= Web property =

A web property is a point of presence (e.g. a website, social media account, blog, etc.) on the web that is an asset of an entity (e.g. an individual or corporation) used for the purpose of representing a brand, person or other identity. The property can be considered a communication channel for the entity whose identity is associated with it. Points of presence on the web which contain content about an entity may not be property that can be owned by that entity (e.g. restaurant review pages on sites such as Yelp).

Web property is considered intangible property and is analogous to real property in that it has ownership which can be recorded and transferred though ascertaining ownership is not always a simple or easy matter to resolve. The issue of ownership can be particularly challenging in relation to the employer-employee situation. Two current legal cases are likely to set precedent in this area, and .

==Websites as web property==
The ownership of a website usually can be ascertained via the registration of the domain name via the Domain Name System. The Registrant record of the DNS identifies the individual or company who has the right to use, sell or destroy a domain name. Ownership of the domain name does not guarantee ownership of the website to which it points or the content contained there.

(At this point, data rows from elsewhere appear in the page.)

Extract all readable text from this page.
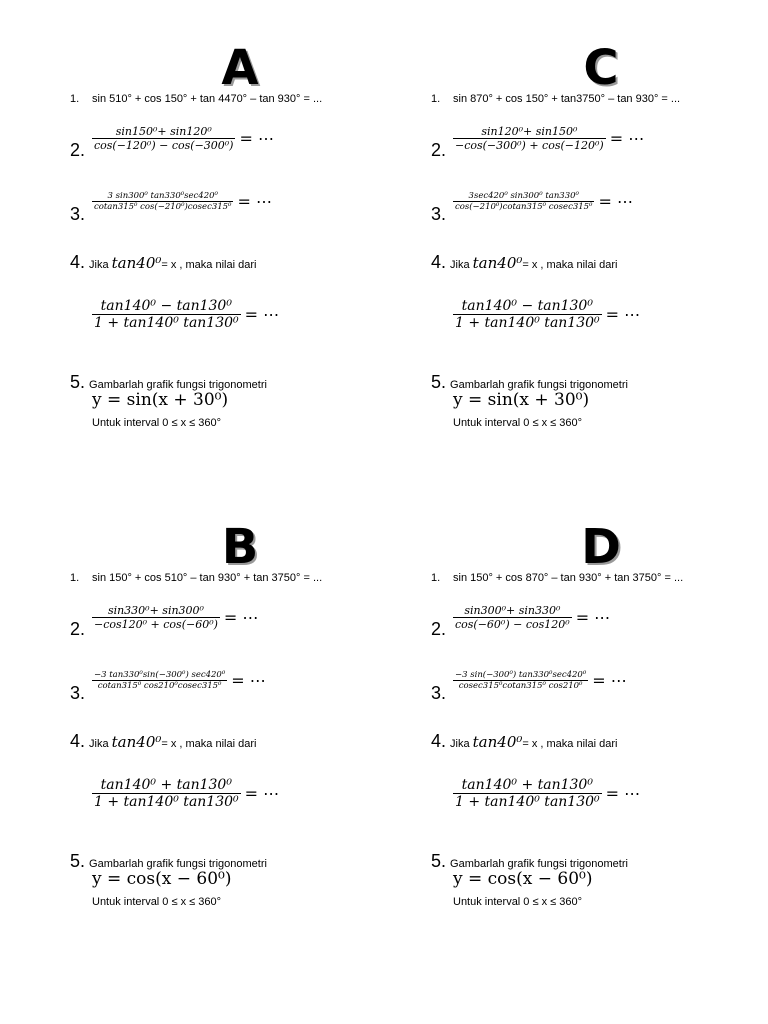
A
1. sin 510° + cos 150° + tan 4470° – tan 930° = ...
2. $\frac{\text{sin150⁰+ sin120⁰}}{\text{cos(−120⁰) − cos(−300⁰)}}$ = ⋯
3.
$\frac{\text{3 sin300⁰ tan330⁰sec420⁰}}{\text{cotan315⁰ cos(−210⁰)cosec315⁰}}$ = ⋯
4. Jika tan40⁰= x , maka nilai dari
$\frac{\text{tan140⁰ − tan130⁰}}{\text{1 + tan140⁰ tan130⁰}}$ = ⋯
5. Gambarlah grafik fungsi trigonometri
y = sin(x + 30⁰)
Untuk interval 0 ≤ x ≤ 360°
C
1. sin 870° + cos 150° + tan3750° – tan 930° = ...
2. $\frac{\text{sin120⁰+ sin150⁰}}{\text{−cos(−300⁰) + cos(−120⁰)}}$ = ⋯
3.
$\frac{\text{3sec420⁰ sin300⁰ tan330⁰}}{\text{cos(−210⁰)cotan315⁰ cosec315⁰}}$ = ⋯
4. Jika tan40⁰= x , maka nilai dari
$\frac{\text{tan140⁰ − tan130⁰}}{\text{1 + tan140⁰ tan130⁰}}$ = ⋯
5. Gambarlah grafik fungsi trigonometri
y = sin(x + 30⁰)
Untuk interval 0 ≤ x ≤ 360°
B
1. sin 150° + cos 510° – tan 930° + tan 3750° = ...
2. $\frac{\text{sin330⁰+ sin300⁰}}{\text{−cos120⁰ + cos(−60⁰)}}$ = ⋯
3.
$\frac{\text{−3 tan330⁰sin(−300⁰) sec420⁰}}{\text{cotan315⁰ cos210⁰cosec315⁰}}$ = ⋯
4. Jika tan40⁰= x , maka nilai dari
$\frac{\text{tan140⁰ + tan130⁰}}{\text{1 + tan140⁰ tan130⁰}}$ = ⋯
5. Gambarlah grafik fungsi trigonometri
y = cos(x − 60⁰)
Untuk interval 0 ≤ x ≤ 360°
D
1. sin 150° + cos 870° – tan 930° + tan 3750° = ...
2. $\frac{\text{sin300⁰+ sin330⁰}}{\text{cos(−60⁰) − cos120⁰}}$ = ⋯
3.
$\frac{\text{−3 sin(−300⁰) tan330⁰sec420⁰}}{\text{cosec315⁰cotan315⁰ cos210⁰}}$ = ⋯
4. Jika tan40⁰= x , maka nilai dari
$\frac{\text{tan140⁰ + tan130⁰}}{\text{1 + tan140⁰ tan130⁰}}$ = ⋯
5. Gambarlah grafik fungsi trigonometri
y = cos(x − 60⁰)
Untuk interval 0 ≤ x ≤ 360°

==Social media as web property==
Social media presents a different challenge regarding web property ownership. For individuals, the web point of presence is owned by the individual who created it (e.g. the owner of a Facebook Account could be considered the owner of the Facebook page which he or she created). However, if the point of presence was created for a business (e.g. a corporation), then the law is not entirely settled though two cases are currently working through the courts:

===PhoneDog v. Kravitz===

PhoneDog v. Kravitz is a "lawsuit involving a web-based company and a former employee [which] has put a spotlight on the ownership and value of a Twitter account begun by an employee under the auspices of his employment, but continued by him, under a different name, after he terminated his employment." On 3 December 2012, "Kravitz announced that he and PhoneDog have reached an agreement under which Kravitz will get to keep his Twitter account -- and his followers."

===Eagle v. Morgan===
In 2010 Sawbeh Information Services Company (SISCOM) purchased Edcomm from Linda Eagle and her partners. In 2008, Eagle had created a LinkedIn account that she used for business and personal purposes, and utilized the services of another employee, Elizabeth Sweeney, to maintain the account. In 2011, Eagle and her partners were discharged but SISCOM's new executive team acquired the password to Eagle's account and took control of it, locking out Eagle. Eagle is now suing to regain control of her account. SISCOM's claimed that Eagle's LinkedIn connections belonged to the company, that Eagle stole the connections and subsequently reaped the benefit of the time and efforts it put into maintaining her LinkedIn account.

==Unresolved questions==

There are a couple questions left unresolved with respect to the ownership of web points of presence:
1. Can the content of a point of presence be owned separately from the presence itself?
2. Can the community attached to a point of presence (e.g. friends, fans, and followers) be owned separately from the presence itself?